The standard of care in T-cell analysis today is a patchwork. Most translational immunology labs run some combination of conventional flow cytometry (BD, Cytek, Beckman Coulter), spectral flow, mass cytometry on Standard BioTools' CyTOF, and increasingly single-cell sequencing from 10x Genomics for paired TCR and transcriptome data. Multimer reagents from companies like Immudex and the older MHC tetramer suppliers handle the antigen-specificity layer. The workflows are powerful but manual, and they typically require splitting precious samples across multiple instruments and operators. That fragmentation is exactly the seam 100XBIO is trying to occupy.

Why it could matter

The tailwind here is real. Cell and gene therapy pipelines have pushed antigen-specific T-cell characterization from a niche academic interest to a release-criterion question for manufacturing. The FDA's guidance on potency assurance for cell and gene therapy products, finalized in draft form over the past two years, has made functional, antigen-directed readouts a central part of CMC packages. Any instrument that can give a developer richer, more reproducible data per vial of patient material has a credible path into both research budgets and, eventually, GMP-adjacent process development labs. If 100XBIO's data multiplier holds up under independent hands, the addressable customer set extends from academic immunology cores to the dozens of clinical-stage cell therapy companies running their own analytics in-house.

The team and traction

100XBIO was founded in 2023 by Sergei Pustylnikov, who serves as CEO [Sergei Pustylnikov LinkedIn post, retrieved 2026], and Sofya Leyn, co-founder and CSO [Crunchbase, retrieved 2026][LinkedIn, retrieved 2026]. Leyn's publication record under the name Sofya Kasatskaya is in T-cell receptor repertoire analysis [Google Scholar, retrieved 2026], which lines up directly with the antigen-specificity problem the company is attacking.
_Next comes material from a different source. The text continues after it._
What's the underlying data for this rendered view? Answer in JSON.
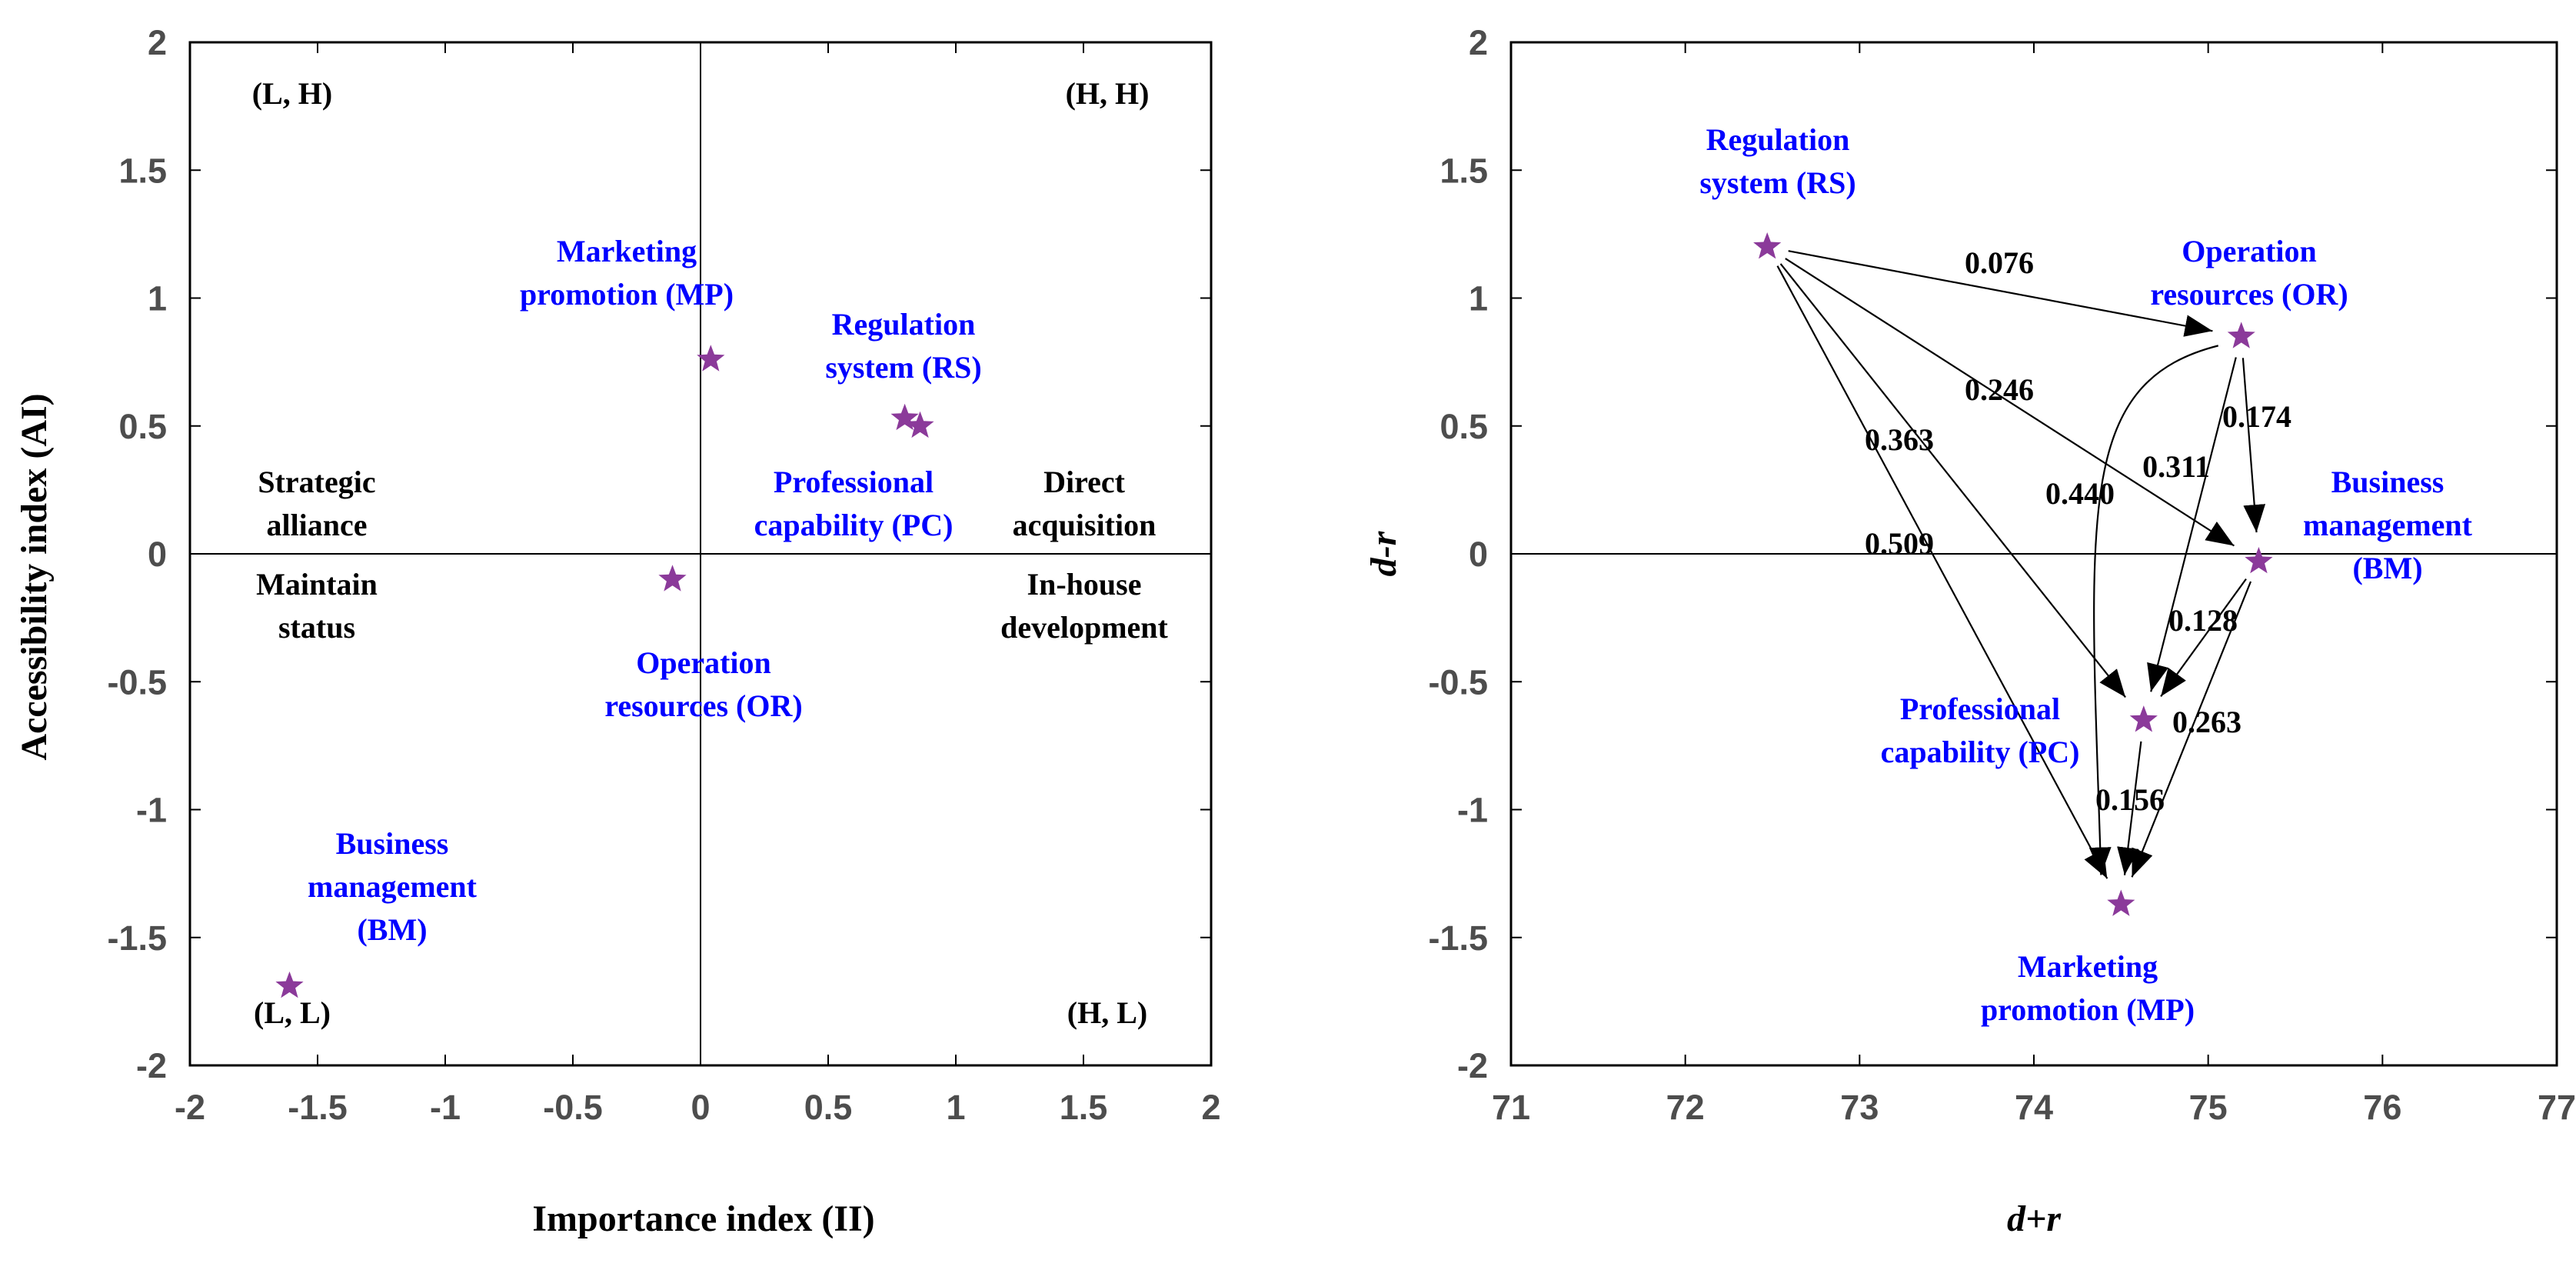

The company raised a seed round dated January 2026, with the amount and lead investor not disclosed in the captured filings [Tracxn, Jan 2026]. The team is small, fewer than 10 people according to a database snapshot [Synapse, Jul 2025], which is consistent with an instrument company still in the prototype-to-early-access phase.

Milestone Date Source
Company founded 2023 Synapse, Jul 2025
Hybrid Cytometry Platform described publicly retrieved 2026 100xbio.com
Seed round Jan 2026 Tracxn

The honest counterfactual

What the bears will say is straightforward: building cytometry hardware is capital-intensive, the incumbents (BD, Cytek, Standard BioTools, Beckman) have deep installed bases and service organizations, and a 100 to 1,000 times data multiplier is the kind of claim that needs to survive peer review and head-to-head benchmarking before a core lab director will spec it into a grant. None of the company's product claims have been published in a peer-reviewed venue that the captured sources surface, and the seed round size is not disclosed [Tracxn, Jan 2026], which limits visibility into runway. The bull answer is that 100XBIO is not trying to displace a flow cytometer outright; it is trying to own a specific workflow (live-then-fixed, antigen-specific, sample-limited) where the incumbents do not have a dedicated automated solution, and Leyn's TCR repertoire background gives the founding team domain credibility on the hardest part of the problem [Google Scholar, retrieved 2026].

What to watch

Three things will tell the story over the next twelve months. First, a peer-reviewed publication or a preprint demonstrating the live-then-fixed workflow against a conventional comparator: without that, the data-multiplier claim stays in the marketing column. Second, a named early-access customer, ideally an academic immunology core or a clinical-stage cell therapy company willing to talk on the record. Third, a Series A with a disclosed lead, which would signal that a specialist life-sciences-tools investor has done the technical diligence the public record cannot. For a company whose entire premise is getting more answers out of less patient material, the next reporting milestone is the one that counts: show the data.